Snake Temple Tour
A long, long time ago, deep in the mists of time, there lived a poor woman called Bhuri on the edge of the Kalala forest, near a village called Chadhyana. The nearest town, Kotkhai, was a two hour walk away, up through the forest and down to the Giri river, which eventually flows into the Ganges. These days the fields around Chadhyana are mostly apple orchards, but in Bhuri’s day the local people scratched a living by growing most of their own food on the narrow terraces and had little income to speak of.
To make matters worse, the unfortunate Bhuri became pregnant and eventually gave birth to a snake. She tried to keep this a secret and shut the snake in the obra – the ground floor part of a traditional rural Himachali house, where the cows are kept at night – where she gave the snake its food. The snake grew to be very large and one day said to its mother “I know you are afraid of me but you shouldn’t be. I can help you. I know you are very poor, but if you let me out and sweep the threshold after I leave, you will find some gold coins. But you can only do this once.”
To her delight, Bhuri did this and found the gold. She greedily ignored her snake-son’s warning and swept again, hoping to find more gold, but as she did so the snake angrily flicked his tail and his mother flew right across the valley and landed near Bhumrara, a distance of a couple of kilometres.
The snake now had no one to provide him with food and so made his way down the hill to the neighbours’ cows from whom he helped himself to their milk. After a while the neighbours decided to kill the snake and cut him into three pieces – the tail, the middle and the head – which wriggled off independently and ended up on the other side of the valley, the tail at Baginala, the middle at Ghunda and the head at Bhumrara.
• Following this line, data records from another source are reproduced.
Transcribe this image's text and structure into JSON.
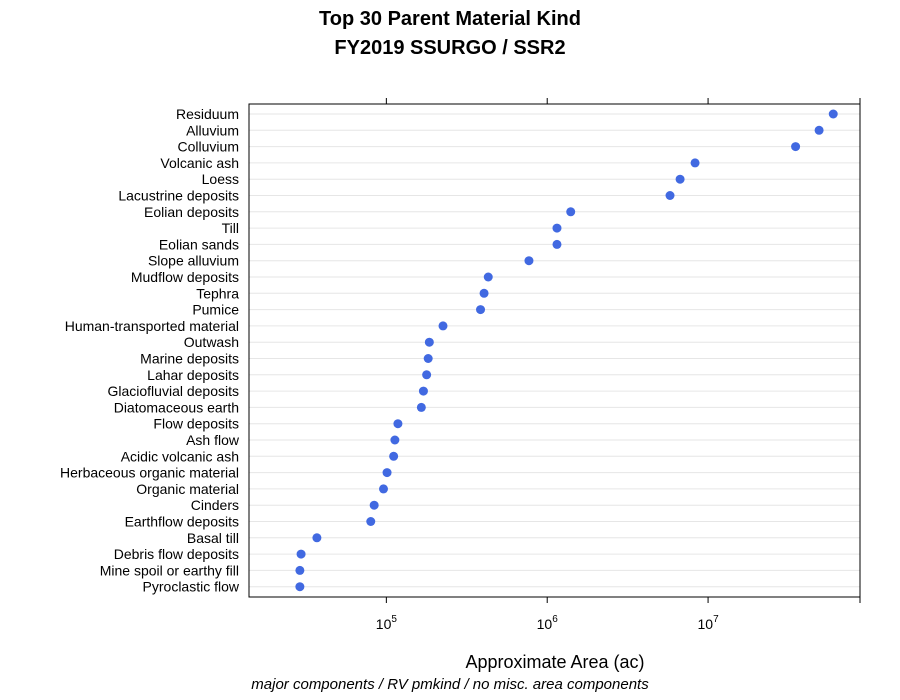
{
  "title": "Top 30 Parent Material Kind",
  "subtitle": "FY2019 SSURGO / SSR2",
  "caption": "major components / RV pmkind / no misc. area components",
  "colors": {
    "point": "#4169E1",
    "gridline": "#e6e6e6",
    "frame": "#000000"
  },
  "chart_data": {
    "type": "scatter",
    "title": "Top 30 Parent Material Kind",
    "subtitle": "FY2019 SSURGO / SSR2",
    "xlabel": "Approximate Area (ac)",
    "ylabel": "",
    "x_scale": "log10",
    "xlim": [
      14000,
      88000000
    ],
    "x_ticks": [
      {
        "value": 100000,
        "base": "10",
        "exp": "5"
      },
      {
        "value": 1000000,
        "base": "10",
        "exp": "6"
      },
      {
        "value": 10000000,
        "base": "10",
        "exp": "7"
      }
    ],
    "grid": "horizontal",
    "categories": [
      "Residuum",
      "Alluvium",
      "Colluvium",
      "Volcanic ash",
      "Loess",
      "Lacustrine deposits",
      "Eolian deposits",
      "Till",
      "Eolian sands",
      "Slope alluvium",
      "Mudflow deposits",
      "Tephra",
      "Pumice",
      "Human-transported material",
      "Outwash",
      "Marine deposits",
      "Lahar deposits",
      "Glaciofluvial deposits",
      "Diatomaceous earth",
      "Flow deposits",
      "Ash flow",
      "Acidic volcanic ash",
      "Herbaceous organic material",
      "Organic material",
      "Cinders",
      "Earthflow deposits",
      "Basal till",
      "Debris flow deposits",
      "Mine spoil or earthy fill",
      "Pyroclastic flow"
    ],
    "values": [
      60000000,
      49000000,
      35000000,
      8300000,
      6700000,
      5800000,
      1400000,
      1150000,
      1150000,
      770000,
      430000,
      405000,
      385000,
      225000,
      185000,
      182000,
      178000,
      170000,
      165000,
      118000,
      113000,
      111000,
      101000,
      96000,
      84000,
      80000,
      37000,
      29500,
      29000,
      29000
    ]
  }
}
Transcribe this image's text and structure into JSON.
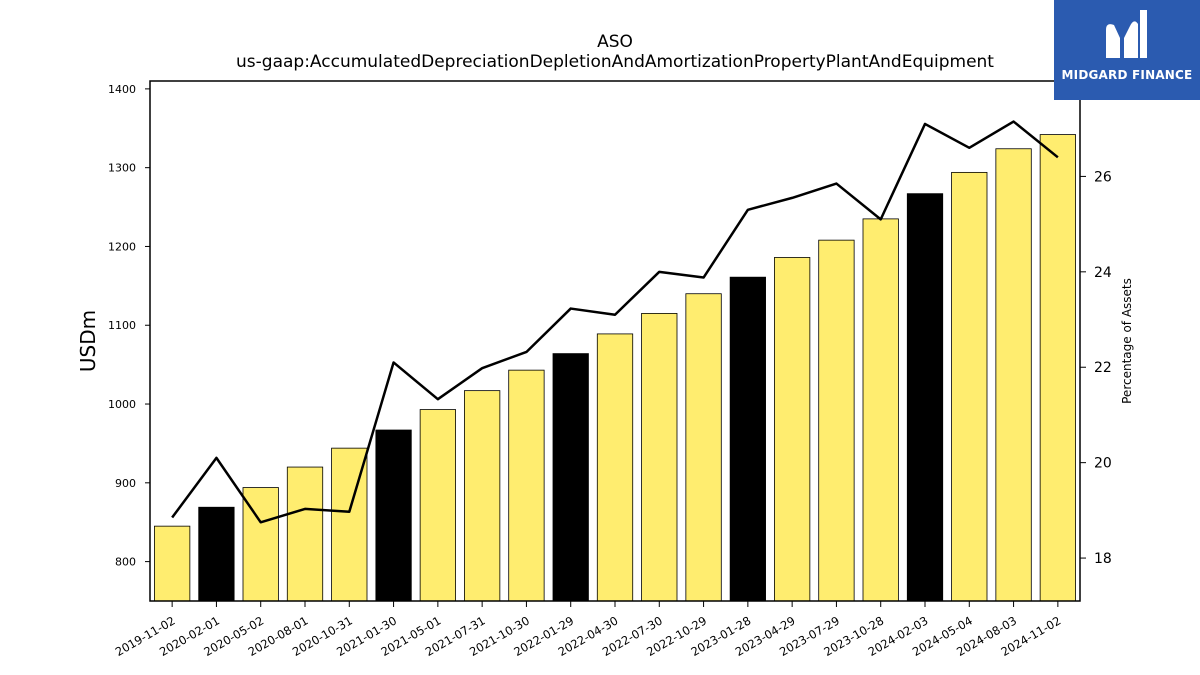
{
  "chart_data": {
    "type": "bar",
    "title": "ASO",
    "subtitle": "us-gaap:AccumulatedDepreciationDepletionAndAmortizationPropertyPlantAndEquipment",
    "ylabel": "USDm",
    "y2label": "Percentage of Assets",
    "ylim": [
      750,
      1410
    ],
    "y2lim": [
      17.1,
      28.0
    ],
    "yticks": [
      "800",
      "900",
      "1000",
      "1100",
      "1200",
      "1300",
      "1400"
    ],
    "y2ticks": [
      "18",
      "20",
      "22",
      "24",
      "26"
    ],
    "categories": [
      "2019-11-02",
      "2020-02-01",
      "2020-05-02",
      "2020-08-01",
      "2020-10-31",
      "2021-01-30",
      "2021-05-01",
      "2021-07-31",
      "2021-10-30",
      "2022-01-29",
      "2022-04-30",
      "2022-07-30",
      "2022-10-29",
      "2023-01-28",
      "2023-04-29",
      "2023-07-29",
      "2023-10-28",
      "2024-02-03",
      "2024-05-04",
      "2024-08-03",
      "2024-11-02"
    ],
    "series": [
      {
        "type": "bar",
        "axis": "left",
        "values": [
          845,
          869,
          894,
          920,
          944,
          967,
          993,
          1017,
          1043,
          1064,
          1089,
          1115,
          1140,
          1161,
          1186,
          1208,
          1235,
          1267,
          1294,
          1324,
          1342
        ],
        "colors": [
          "#ffed6f",
          "#000000",
          "#ffed6f",
          "#ffed6f",
          "#ffed6f",
          "#000000",
          "#ffed6f",
          "#ffed6f",
          "#ffed6f",
          "#000000",
          "#ffed6f",
          "#ffed6f",
          "#ffed6f",
          "#000000",
          "#ffed6f",
          "#ffed6f",
          "#ffed6f",
          "#000000",
          "#ffed6f",
          "#ffed6f",
          "#ffed6f"
        ]
      },
      {
        "type": "line",
        "axis": "right",
        "color": "#000000",
        "values": [
          18.85,
          20.1,
          18.75,
          19.03,
          18.97,
          22.1,
          21.33,
          21.98,
          22.32,
          23.23,
          23.1,
          24.0,
          23.88,
          25.3,
          25.55,
          25.85,
          25.1,
          27.1,
          26.6,
          27.15,
          26.4
        ]
      }
    ],
    "grid": false,
    "legend": "none"
  },
  "logo": {
    "text": "MIDGARD FINANCE"
  }
}
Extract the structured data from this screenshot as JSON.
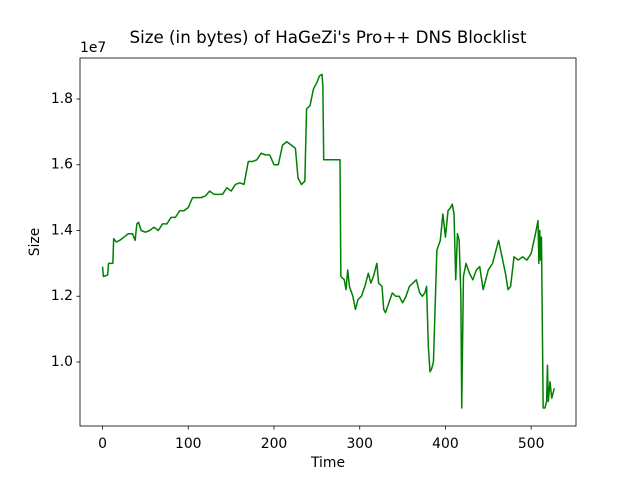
{
  "chart_data": {
    "type": "line",
    "title": "Size (in bytes) of HaGeZi's Pro++ DNS Blocklist",
    "x_label": "Time",
    "y_label": "Size",
    "y_offset_label": "1e7",
    "xlim": [
      -26.3,
      552.3
    ],
    "ylim": [
      0.8053,
      1.9247
    ],
    "xticks": [
      0,
      100,
      200,
      300,
      400,
      500
    ],
    "yticks": [
      {
        "value": 1.0,
        "label": "1.0"
      },
      {
        "value": 1.2,
        "label": "1.2"
      },
      {
        "value": 1.4,
        "label": "1.4"
      },
      {
        "value": 1.6,
        "label": "1.6"
      },
      {
        "value": 1.8,
        "label": "1.8"
      }
    ],
    "series": [
      {
        "color": "#008000",
        "x": [
          0,
          1,
          6,
          7,
          12,
          13,
          16,
          20,
          25,
          30,
          35,
          38,
          40,
          42,
          45,
          50,
          55,
          60,
          65,
          70,
          75,
          80,
          85,
          90,
          95,
          100,
          105,
          110,
          115,
          120,
          125,
          130,
          140,
          145,
          150,
          155,
          160,
          165,
          170,
          175,
          180,
          185,
          190,
          195,
          200,
          205,
          210,
          215,
          220,
          225,
          228,
          232,
          236,
          238,
          242,
          246,
          250,
          253,
          256,
          257,
          258,
          270,
          277,
          278,
          282,
          284,
          286,
          288,
          292,
          295,
          298,
          302,
          306,
          310,
          313,
          316,
          320,
          322,
          326,
          328,
          330,
          334,
          338,
          342,
          346,
          350,
          354,
          358,
          362,
          366,
          370,
          373,
          376,
          378,
          380,
          382,
          384,
          386,
          390,
          394,
          397,
          400,
          403,
          406,
          408,
          410,
          412,
          414,
          416,
          418,
          419,
          421,
          424,
          428,
          432,
          436,
          440,
          444,
          446,
          450,
          455,
          460,
          462,
          466,
          470,
          473,
          476,
          480,
          485,
          490,
          495,
          500,
          505,
          508,
          509,
          510,
          511,
          512,
          514,
          516,
          518,
          519,
          520,
          522,
          524,
          527
        ],
        "values": [
          1.29,
          1.26,
          1.265,
          1.3,
          1.3,
          1.375,
          1.365,
          1.37,
          1.38,
          1.39,
          1.39,
          1.37,
          1.42,
          1.425,
          1.4,
          1.395,
          1.4,
          1.41,
          1.4,
          1.42,
          1.42,
          1.44,
          1.44,
          1.46,
          1.46,
          1.47,
          1.5,
          1.5,
          1.5,
          1.505,
          1.52,
          1.51,
          1.51,
          1.53,
          1.52,
          1.54,
          1.545,
          1.54,
          1.61,
          1.61,
          1.615,
          1.635,
          1.63,
          1.63,
          1.6,
          1.6,
          1.66,
          1.67,
          1.66,
          1.65,
          1.56,
          1.54,
          1.55,
          1.77,
          1.78,
          1.83,
          1.85,
          1.87,
          1.875,
          1.84,
          1.615,
          1.615,
          1.615,
          1.26,
          1.25,
          1.22,
          1.28,
          1.23,
          1.2,
          1.16,
          1.19,
          1.2,
          1.23,
          1.27,
          1.24,
          1.26,
          1.3,
          1.24,
          1.23,
          1.16,
          1.15,
          1.18,
          1.21,
          1.2,
          1.2,
          1.18,
          1.2,
          1.23,
          1.24,
          1.25,
          1.21,
          1.2,
          1.21,
          1.23,
          1.05,
          0.97,
          0.98,
          1.0,
          1.34,
          1.37,
          1.45,
          1.38,
          1.46,
          1.47,
          1.48,
          1.45,
          1.25,
          1.39,
          1.37,
          1.2,
          0.86,
          1.26,
          1.3,
          1.27,
          1.25,
          1.28,
          1.29,
          1.22,
          1.24,
          1.28,
          1.3,
          1.35,
          1.37,
          1.32,
          1.27,
          1.22,
          1.23,
          1.32,
          1.31,
          1.32,
          1.31,
          1.33,
          1.39,
          1.43,
          1.3,
          1.4,
          1.31,
          1.38,
          0.86,
          0.86,
          0.88,
          0.99,
          0.88,
          0.94,
          0.89,
          0.92
        ]
      }
    ]
  }
}
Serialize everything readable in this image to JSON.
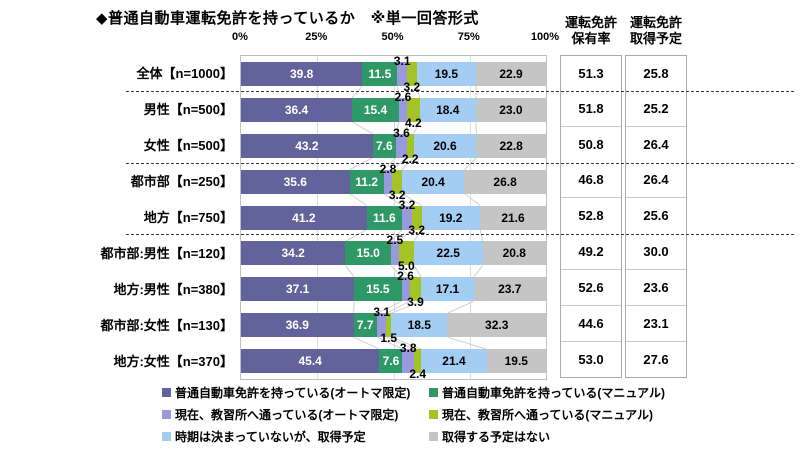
{
  "title": "◆普通自動車運転免許を持っているか　※単一回答形式",
  "columns": {
    "rate": {
      "line1": "運転免許",
      "line2": "保有率"
    },
    "plan": {
      "line1": "運転免許",
      "line2": "取得予定"
    }
  },
  "chart_data": {
    "type": "bar",
    "stacked": true,
    "orientation": "horizontal",
    "value_unit": "%",
    "xlim": [
      0,
      100
    ],
    "x_ticks": [
      "0%",
      "25%",
      "50%",
      "75%",
      "100%"
    ],
    "x_tick_positions": [
      0,
      25,
      50,
      75,
      100
    ],
    "grid": true,
    "legend_position": "bottom",
    "series": [
      {
        "name": "普通自動車免許を持っている(オートマ限定)",
        "color": "#62639B",
        "text_color": "#FFFFFF",
        "label_position": "inside"
      },
      {
        "name": "普通自動車免許を持っている(マニュアル)",
        "color": "#2E9967",
        "text_color": "#FFFFFF",
        "label_position": "inside"
      },
      {
        "name": "現在、教習所へ通っている(オートマ限定)",
        "color": "#9B99DE",
        "text_color": "#000000",
        "label_position": "above"
      },
      {
        "name": "現在、教習所へ通っている(マニュアル)",
        "color": "#A4C325",
        "text_color": "#000000",
        "label_position": "below"
      },
      {
        "name": "時期は決まっていないが、取得予定",
        "color": "#A3CDF2",
        "text_color": "#000000",
        "label_position": "inside"
      },
      {
        "name": "取得する予定はない",
        "color": "#C5C5C5",
        "text_color": "#000000",
        "label_position": "inside"
      }
    ],
    "rows": [
      {
        "category": "全体【n=1000】",
        "values": [
          39.8,
          11.5,
          3.1,
          3.2,
          19.5,
          22.9
        ],
        "license_rate": "51.3",
        "acquire_plan": "25.8"
      },
      {
        "category": "男性【n=500】",
        "values": [
          36.4,
          15.4,
          2.6,
          4.2,
          18.4,
          23.0
        ],
        "license_rate": "51.8",
        "acquire_plan": "25.2"
      },
      {
        "category": "女性【n=500】",
        "values": [
          43.2,
          7.6,
          3.6,
          2.2,
          20.6,
          22.8
        ],
        "license_rate": "50.8",
        "acquire_plan": "26.4"
      },
      {
        "category": "都市部【n=250】",
        "values": [
          35.6,
          11.2,
          2.8,
          3.2,
          20.4,
          26.8
        ],
        "license_rate": "46.8",
        "acquire_plan": "26.4"
      },
      {
        "category": "地方【n=750】",
        "values": [
          41.2,
          11.6,
          3.2,
          3.2,
          19.2,
          21.6
        ],
        "license_rate": "52.8",
        "acquire_plan": "25.6"
      },
      {
        "category": "都市部:男性【n=120】",
        "values": [
          34.2,
          15.0,
          2.5,
          5.0,
          22.5,
          20.8
        ],
        "license_rate": "49.2",
        "acquire_plan": "30.0"
      },
      {
        "category": "地方:男性【n=380】",
        "values": [
          37.1,
          15.5,
          2.6,
          3.9,
          17.1,
          23.7
        ],
        "license_rate": "52.6",
        "acquire_plan": "23.6"
      },
      {
        "category": "都市部:女性【n=130】",
        "values": [
          36.9,
          7.7,
          3.1,
          1.5,
          18.5,
          32.3
        ],
        "license_rate": "44.6",
        "acquire_plan": "23.1"
      },
      {
        "category": "地方:女性【n=370】",
        "values": [
          45.4,
          7.6,
          3.8,
          2.4,
          21.4,
          19.5
        ],
        "license_rate": "53.0",
        "acquire_plan": "27.6"
      }
    ],
    "group_breaks_after_row": [
      0,
      2,
      4
    ],
    "connector_line_color": "#CFCFCF",
    "gridline_color": "#DCDCDC"
  }
}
As a postscript, when the road was being built through the forest above Chadhyana in the early 1980s the workmen came across a snake or some snakes, and work stopped. It was decided that if a new Snake Mother temple were built then all would be well. This temple is now the venue for communal feasts and festivals at Navratri and so on.
Snake (Nag) deities are considered to be harbingers of good rains, and their temples are often found near water sources in the Himalayas. There are detailed references to this in Puranic literature.
"Kundalini is a Sanskrit term from ancient India that describes an inner energy and consciousness which lays dormant at the base of the spine until awakened.
The kundalini is a vital force or energy that we all have within. It has often been depicted as a serpent coiled around the first chakra or root chakra, a form of latent spiritual energy which when activated or awakened is known for its transformative power in the process of both self development and spiritual development...
The image of the snake is used to represent this source of raw energy."
Although Bhumrara is only a couple of kilometres across the valley as the crow (or Snake Mother) flies, it is a 30 km drive on mountain roads and takes up to 90 minutes, one way.
Drive to Ghunda temple (the middle bit) and Baginala (the tail).